I get that he was trying to help, really I do. I just can't bring that understanding to the bulge in my belly that is cooking up all the crazy lady hormones in my head. That would take reason and rational thinking; 2 things that are among the first to go out the window when I am with child.
We both knew this would happen. I'm always hopeful that this pregnancy will be the one that won't bring out the psycho-crazy-head-spinning-pea-soup-shooting mom, but I'm always found powerless in the face of gestational hormones. When we told my side of the family that we were bringing the number of grand kids up to 7, my sister in law reminded me that she comes from a family of 5. She mentioned that her mom had to stop at 5 because they almost lost her in the delivery of that baby. My brother said "Don't tell her that!", but it didn't bother me one bit. I told them that really the only person who risked any injury to life or limb with this pregnancy was Jeb. If either of us wasn't going to make it through, it was absolutely my poor husband who would suffer at the hands of his mood swinging wife.
All of us could feel it brewing. The soundtrack of our house was starting to intensify, and all our hearts were beginning to beat a little bit faster and faster every day. It was just one bad moment when his good Samaritan efforts, with an unfortunate and unintended outcome, launched me over the edge. Poor guy. It's good he was far away from home when he called to check in on me. Even with that space I'm pretty sure I did mange to do some kind of damage through the phone. He hung up completely deflated. On the other hand, he would be in the hospital if it weren't for the distance from our house to his office.

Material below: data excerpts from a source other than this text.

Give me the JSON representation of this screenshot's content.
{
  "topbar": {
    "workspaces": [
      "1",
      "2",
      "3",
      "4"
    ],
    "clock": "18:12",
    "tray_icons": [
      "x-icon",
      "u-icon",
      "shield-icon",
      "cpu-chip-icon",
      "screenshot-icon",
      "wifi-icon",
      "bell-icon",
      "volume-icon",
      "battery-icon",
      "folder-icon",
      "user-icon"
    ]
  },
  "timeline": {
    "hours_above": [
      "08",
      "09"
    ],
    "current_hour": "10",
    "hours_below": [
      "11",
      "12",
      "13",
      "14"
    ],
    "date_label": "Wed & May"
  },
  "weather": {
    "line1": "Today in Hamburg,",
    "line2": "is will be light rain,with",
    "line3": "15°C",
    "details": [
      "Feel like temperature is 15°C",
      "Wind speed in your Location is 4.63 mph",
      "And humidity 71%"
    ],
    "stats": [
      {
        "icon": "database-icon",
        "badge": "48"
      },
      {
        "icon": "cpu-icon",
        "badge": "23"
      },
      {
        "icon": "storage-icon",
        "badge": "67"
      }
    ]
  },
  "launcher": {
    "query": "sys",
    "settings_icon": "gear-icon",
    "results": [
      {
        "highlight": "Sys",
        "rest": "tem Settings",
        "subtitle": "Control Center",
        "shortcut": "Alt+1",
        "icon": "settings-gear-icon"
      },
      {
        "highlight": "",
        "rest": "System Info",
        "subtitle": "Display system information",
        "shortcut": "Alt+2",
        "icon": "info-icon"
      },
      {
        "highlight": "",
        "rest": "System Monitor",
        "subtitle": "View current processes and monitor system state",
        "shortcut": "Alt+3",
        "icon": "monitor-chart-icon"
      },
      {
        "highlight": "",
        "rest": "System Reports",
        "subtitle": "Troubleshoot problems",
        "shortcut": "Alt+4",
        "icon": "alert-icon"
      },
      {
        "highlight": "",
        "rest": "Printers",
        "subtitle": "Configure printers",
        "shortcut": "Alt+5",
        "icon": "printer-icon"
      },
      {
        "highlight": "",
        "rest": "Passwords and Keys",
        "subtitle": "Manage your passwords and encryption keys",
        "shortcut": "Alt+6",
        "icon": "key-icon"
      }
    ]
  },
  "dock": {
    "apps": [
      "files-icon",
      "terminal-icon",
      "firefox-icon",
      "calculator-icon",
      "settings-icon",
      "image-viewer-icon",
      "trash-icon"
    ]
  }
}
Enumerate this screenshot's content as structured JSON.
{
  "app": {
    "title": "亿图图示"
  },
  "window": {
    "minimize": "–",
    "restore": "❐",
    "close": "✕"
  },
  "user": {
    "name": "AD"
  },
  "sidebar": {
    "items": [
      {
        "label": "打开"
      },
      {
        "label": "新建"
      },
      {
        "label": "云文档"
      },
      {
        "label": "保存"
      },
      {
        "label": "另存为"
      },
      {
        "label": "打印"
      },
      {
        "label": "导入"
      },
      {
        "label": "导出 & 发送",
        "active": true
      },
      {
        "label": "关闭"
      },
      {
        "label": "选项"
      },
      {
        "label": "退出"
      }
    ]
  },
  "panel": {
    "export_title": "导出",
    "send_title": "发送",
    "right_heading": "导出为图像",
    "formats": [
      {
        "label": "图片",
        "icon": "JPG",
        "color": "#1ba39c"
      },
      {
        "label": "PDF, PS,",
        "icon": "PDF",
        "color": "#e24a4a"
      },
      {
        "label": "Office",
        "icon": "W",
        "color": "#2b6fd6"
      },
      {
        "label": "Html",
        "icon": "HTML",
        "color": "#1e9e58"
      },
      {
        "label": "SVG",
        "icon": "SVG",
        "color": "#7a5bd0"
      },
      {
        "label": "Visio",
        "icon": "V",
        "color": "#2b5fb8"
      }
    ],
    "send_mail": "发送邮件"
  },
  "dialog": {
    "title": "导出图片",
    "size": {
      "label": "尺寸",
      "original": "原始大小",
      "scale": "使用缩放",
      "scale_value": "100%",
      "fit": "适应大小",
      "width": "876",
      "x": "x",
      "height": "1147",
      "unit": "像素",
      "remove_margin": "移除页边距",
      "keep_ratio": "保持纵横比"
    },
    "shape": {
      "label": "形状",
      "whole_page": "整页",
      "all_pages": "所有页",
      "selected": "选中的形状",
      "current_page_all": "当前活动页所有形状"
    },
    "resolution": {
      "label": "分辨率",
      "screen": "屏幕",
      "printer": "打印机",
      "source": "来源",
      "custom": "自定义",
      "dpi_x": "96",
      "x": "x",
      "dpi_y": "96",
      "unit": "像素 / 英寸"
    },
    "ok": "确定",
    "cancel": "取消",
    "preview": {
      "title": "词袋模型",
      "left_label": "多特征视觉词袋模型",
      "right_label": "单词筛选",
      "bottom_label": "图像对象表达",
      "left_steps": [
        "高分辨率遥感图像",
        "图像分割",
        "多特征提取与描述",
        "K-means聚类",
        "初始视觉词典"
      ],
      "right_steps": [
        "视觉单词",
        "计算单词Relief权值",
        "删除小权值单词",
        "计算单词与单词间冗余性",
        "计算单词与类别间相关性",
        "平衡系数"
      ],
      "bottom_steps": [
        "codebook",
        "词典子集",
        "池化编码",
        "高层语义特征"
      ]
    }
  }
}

To try to avoid this mistake in the future, he decided to make a simple sign for me to put on the washer when there are items in the load that shouldn't be dried.
See? Scared to death. Now, what should I do with this new found power? I could use it for evil, if I wanted to, right? I'll be thinking on that while he's driving to the gas station in the bitter cold to get me that drink I demanded before I burst into tears. Poor, poor man.